PANORAMICA ITALIANA
Vinicio Capossela
Non si muore tutte le mattine

“E io intanto marcito qui... dove la luce non può trovarmi. Infestato di sogni, impregnato come uno straccio sporco, come un ragno, come un Nessuno.”

Gianni Marilotti
La quattordicesima commensale

“Tutta la vita è un paradosso, pensò Franca mentre era seduta comodamente su un furgone della polizia con la mano infilata sotto il cappotto a stringere la pressa per la falsificazione dei documenti; un equivoco, un capriccio della natura e noi siamo gli attori inconsapevoli di un teatro dell’assurdo, di un destino cinico e crudele. E ci tocca di vivere, finché non siamo carne per i vermi.”

Maurizio Matrone
Il mio nome è Tarzan Soraia
Alla scoperta degli animali

“Il mio nome è Tarzan Soraia.
Sono un sinto.
Sono uno zingaro, ma adesso non più.
Prima giravo con le roulotte.
Adesso sto fermo.
Adesso io sono residente qui.
Lo dice anche la mia carta di identità.
Io sono quello della foto
Tarzan Soraia sono io.”

Aldo Nove
La più grande balena morta della Lombardia

“La ciminiera era un inceneritore.
Dopo che l’hanno tolto è rimasto per un po’ di tempo lo spiazzo vuoto.
Dopo lo spiazzo vuoto hanno messo un concessionario della Fiat.
Dopo il concessionario della Fiat hanno messo l’Ipermercato della Folla di Malnate, che c’è ancora adesso.”
“Dopo l’Ipermercato della Folla di Malnate che c’è ancora adesso metteranno un negozio del futuro con le macchinette dalle quali esce tutto.
Dopo le macchinette del negozio del futuro con le macchinette dalle quali esce tutto per un po’ di tempo ci sarà uno spiazzo vuoto lunare.”

Ferruccio Parazzoli
Per queste strade familiari e feroci (risorgerò)

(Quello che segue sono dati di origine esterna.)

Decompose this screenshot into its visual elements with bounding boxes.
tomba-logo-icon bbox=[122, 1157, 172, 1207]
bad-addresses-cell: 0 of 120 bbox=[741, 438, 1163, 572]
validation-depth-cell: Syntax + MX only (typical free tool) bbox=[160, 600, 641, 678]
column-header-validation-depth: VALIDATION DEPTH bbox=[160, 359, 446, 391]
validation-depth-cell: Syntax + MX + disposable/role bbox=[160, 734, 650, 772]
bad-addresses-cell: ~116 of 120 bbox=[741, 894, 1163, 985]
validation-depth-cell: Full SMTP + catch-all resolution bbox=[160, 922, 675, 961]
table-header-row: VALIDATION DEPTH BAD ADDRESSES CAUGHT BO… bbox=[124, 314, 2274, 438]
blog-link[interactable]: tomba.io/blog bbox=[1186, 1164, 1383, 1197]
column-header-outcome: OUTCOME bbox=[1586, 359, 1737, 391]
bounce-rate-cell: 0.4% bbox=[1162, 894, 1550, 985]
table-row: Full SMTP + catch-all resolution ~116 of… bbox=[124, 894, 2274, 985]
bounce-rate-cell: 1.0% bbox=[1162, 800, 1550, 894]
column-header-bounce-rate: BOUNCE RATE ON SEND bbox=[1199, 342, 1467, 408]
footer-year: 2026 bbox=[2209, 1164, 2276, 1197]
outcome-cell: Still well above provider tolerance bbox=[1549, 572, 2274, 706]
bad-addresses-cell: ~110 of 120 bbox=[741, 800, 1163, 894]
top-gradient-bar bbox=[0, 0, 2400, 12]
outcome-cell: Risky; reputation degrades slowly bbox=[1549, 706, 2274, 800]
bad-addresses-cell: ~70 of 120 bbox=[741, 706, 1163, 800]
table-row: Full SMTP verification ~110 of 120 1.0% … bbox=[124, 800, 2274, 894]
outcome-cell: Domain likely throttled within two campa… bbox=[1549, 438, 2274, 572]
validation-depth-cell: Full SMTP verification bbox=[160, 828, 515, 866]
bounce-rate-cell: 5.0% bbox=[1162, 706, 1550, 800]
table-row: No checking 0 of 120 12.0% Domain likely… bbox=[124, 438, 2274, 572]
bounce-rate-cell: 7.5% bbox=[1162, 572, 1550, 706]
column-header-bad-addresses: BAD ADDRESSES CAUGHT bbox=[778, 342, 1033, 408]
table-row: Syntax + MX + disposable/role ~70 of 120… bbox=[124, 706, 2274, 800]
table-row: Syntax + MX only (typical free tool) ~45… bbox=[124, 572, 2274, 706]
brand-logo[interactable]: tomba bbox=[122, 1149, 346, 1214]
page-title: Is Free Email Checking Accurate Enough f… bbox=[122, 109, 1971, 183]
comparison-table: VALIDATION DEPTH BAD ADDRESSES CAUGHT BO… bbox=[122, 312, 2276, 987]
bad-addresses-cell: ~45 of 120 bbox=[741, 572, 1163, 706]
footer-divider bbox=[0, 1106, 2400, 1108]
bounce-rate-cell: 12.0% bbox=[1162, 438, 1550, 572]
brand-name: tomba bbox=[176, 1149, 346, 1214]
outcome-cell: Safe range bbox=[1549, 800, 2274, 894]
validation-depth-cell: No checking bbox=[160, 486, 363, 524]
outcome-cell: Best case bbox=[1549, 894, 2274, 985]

“I nostri modelli culturali ed ecclesiali finiscono per essere spietati e ci fanno spietati. Non tengono conto della tenera misura altrui, giudicano dall’alto di una gelida verità. La prepotenza del modello ha la meglio sulla tenerezza del volto. Viviamo in una società che grida. La debolezza, la povera misura di ognuno di noi, la povera misura delle nostre giornate, ha bisogno di silenzi e di accoglienza.”

Roberto Vecchioni
Il libraio di Selinunte

“L’avevo spiegato male, lo sapevo. Ma volevo solo capisse che ci sono idee perse nel tempo e attraverso il tempo: e che arrivano fino a noi. Che una storia entra in un’altra e noi siamo l’ultima pagina soltanto. Che c’è un ‘prima’, c’è un ‘durante’, c’è un mare di cose nell’animo umano e non questa miseria senza parole che stiamo vivendo oggi a Selinunte.”